How to Use This Book So much of tiki’s identity hinges on the appearance of extravagance. The very foundation of the genre is, after all, the willful complication of a simple punch recipe. But difficulty is by no means a prerequisite, and the aim of this book is to offer an approach to making tiki cocktails that feels accessible but not dumbed down.
“There’s no definition in the dictionary that says tiki has to be complicated,” says Jeff “Beachbum” Berry, tiki author, historian, and bar owner. “There are so many arbitrary things that people say define tiki: it has to have crushed ice in it, and it has to have twelve ingredients. . . . Does it really?”
When Berry opened Latitude 29 in 2014 in New Orleans’s French Quarter, it opened his eyes to the importance of simplification. Prior to owning his own bar, his objective had largely been to rescue extinct recipes and re-create them in their truest historic form even if it meant dipping into an $80 bottle of rum for a drink that took half an hour to build. Now there are other considerations to keep in mind. “There are three layers,” he explains. “The first layer is always ‘How do I make the best possible drink?’ The next layer is ‘in the least amount of time.’ And the third layer is ‘for the least amount of money’—because you’ve got to stay in business.”

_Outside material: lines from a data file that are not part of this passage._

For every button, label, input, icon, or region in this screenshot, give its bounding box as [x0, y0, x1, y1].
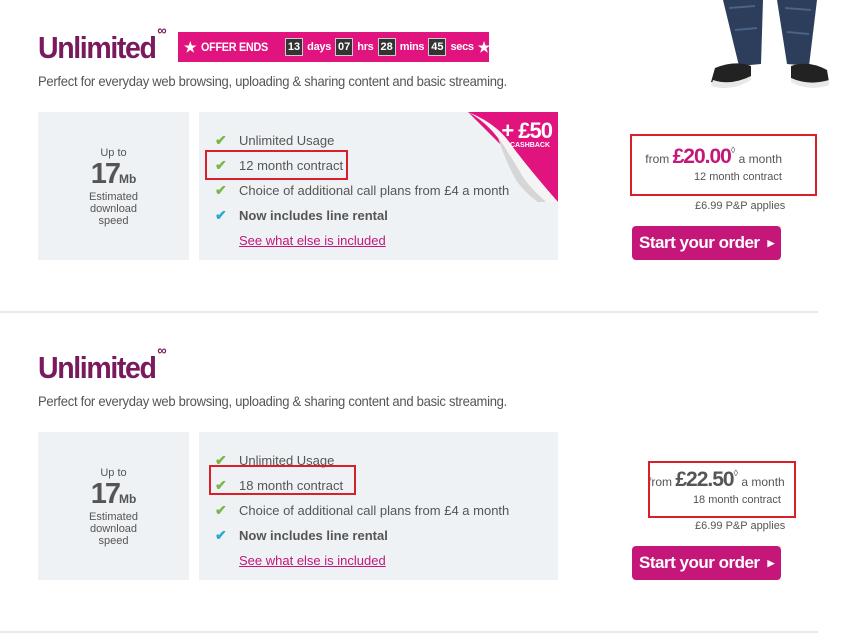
plan-description: Perfect for everyday web browsing, uploa… [38, 393, 507, 409]
infinity-icon: ∞ [157, 21, 167, 38]
check-icon: ✔ [215, 182, 227, 198]
countdown-secs: 45 [428, 38, 447, 56]
speed-unit: Mb [118, 172, 137, 186]
countdown-hours-label: hrs [357, 41, 374, 53]
star-icon: ★ [184, 38, 197, 55]
feature-item: ✔ Choice of additional call plans from £4… [215, 182, 510, 198]
see-more-link-row: See what else is included [215, 228, 509, 253]
chevron-right-icon: ▶ [767, 557, 775, 568]
postage-note: £6.99 P&P applies [695, 200, 786, 212]
postage-note: £6.99 P&P applies [695, 520, 786, 532]
check-icon: ✔ [215, 207, 227, 223]
countdown-secs-label: secs [450, 41, 474, 53]
speed-value: 17 [90, 478, 121, 510]
check-icon: ✔ [215, 527, 227, 543]
highlight-contract [209, 465, 356, 495]
start-order-button[interactable]: Start your order ▶ [632, 546, 781, 580]
speed-panel: Up to 17Mb Estimated download speed [38, 112, 189, 260]
star-icon: ★ [477, 38, 491, 55]
countdown-mins: 28 [377, 38, 396, 56]
feature-item: ✔ Choice of additional call plans from £4… [215, 502, 510, 518]
speed-panel: Up to 17Mb Estimated download speed [38, 432, 189, 580]
plan-title: Unlimited∞ [38, 341, 167, 385]
cashback-amount: + £50 [501, 118, 553, 143]
feature-item: ✔ Now includes line rental [215, 527, 388, 543]
check-icon: ✔ [215, 502, 227, 518]
countdown-hours: 07 [335, 38, 354, 56]
countdown-days: 13 [284, 38, 304, 56]
countdown-days-label: days [307, 41, 332, 53]
feature-item: ✔ Now includes line rental [215, 207, 388, 223]
speed-unit: Mb [118, 492, 137, 506]
plan-description: Perfect for everyday web browsing, uploa… [38, 73, 507, 89]
section-divider [0, 311, 818, 313]
offer-ends-label: OFFER ENDS [200, 40, 268, 54]
features-panel: ✔ Unlimited Usage ✔ 12 month contract ✔ Cho… [199, 112, 558, 260]
speed-value: 17 [90, 158, 121, 190]
cashback-label: CASHBACK [509, 142, 550, 149]
features-panel: ✔ Unlimited Usage ✔ 18 month contract ✔ Cho… [199, 432, 558, 580]
chevron-right-icon: ▶ [767, 237, 775, 248]
feature-list: ✔ Unlimited Usage ✔ 12 month contract ✔ Cho… [215, 128, 509, 253]
highlight-contract [205, 150, 348, 180]
see-more-link[interactable]: See what else is included [239, 233, 386, 248]
start-order-button[interactable]: Start your order ▶ [632, 226, 781, 260]
speed-label: Estimated download speed [89, 191, 138, 227]
speed-label: Estimated download speed [89, 511, 138, 547]
offer-countdown-banner: ★ OFFER ENDS 13 days 07 hrs 28 mins 45 s… [178, 32, 491, 62]
section-divider [0, 631, 818, 633]
person-image [711, 0, 829, 88]
see-more-link[interactable]: See what else is included [239, 553, 386, 568]
check-icon: ✔ [215, 132, 227, 148]
infinity-icon: ∞ [157, 341, 167, 358]
highlight-price [630, 134, 817, 196]
countdown-mins-label: mins [399, 41, 425, 53]
plan-title: Unlimited∞ [38, 21, 167, 65]
highlight-price [648, 461, 796, 518]
see-more-link-row: See what else is included [215, 548, 509, 573]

To this end, Berry takes the famous Don the Beachcomber ethos “What one rum can’t do, three rums can” and flips it on its head, seeking out exceptional bottles of rum that can do the work of three. To maximize returns on the least amount of effort, the same considerations went into sourcing the recipes for
Easy Tiki.Across the sixty cocktail recipes within these pages—twenty classic and forty modern—ingredients clock in at six or fewer. What’s more, house-made syrups are kept to a minimum and are standardized across the board (so there’s no need to make one version of cinnamon syrup for one recipe and another version for the next), and most require little to no cooking. For the recipes that reinterpret classics that originally comprised more than six ingredients, I worked with top bartenders to capture the drinks’ essence in a home-bartender-friendly manner.
Of course, information on the best rums to use in each drink, how to build a home tiki bar, and tips for styling each cocktail with appropriately tropical flair can be found in the following pages, too, alongside the ever-important skill of batching for a crowd. And for those newly acquainted with tiki or simply looking for a refresher on how the style came to be, there’s a chapter dedicated to precisely that, followed by a snapshot of where the category stands today and the best places to tiki from coast to coast, including historic bastions of the style and modern trailblazers.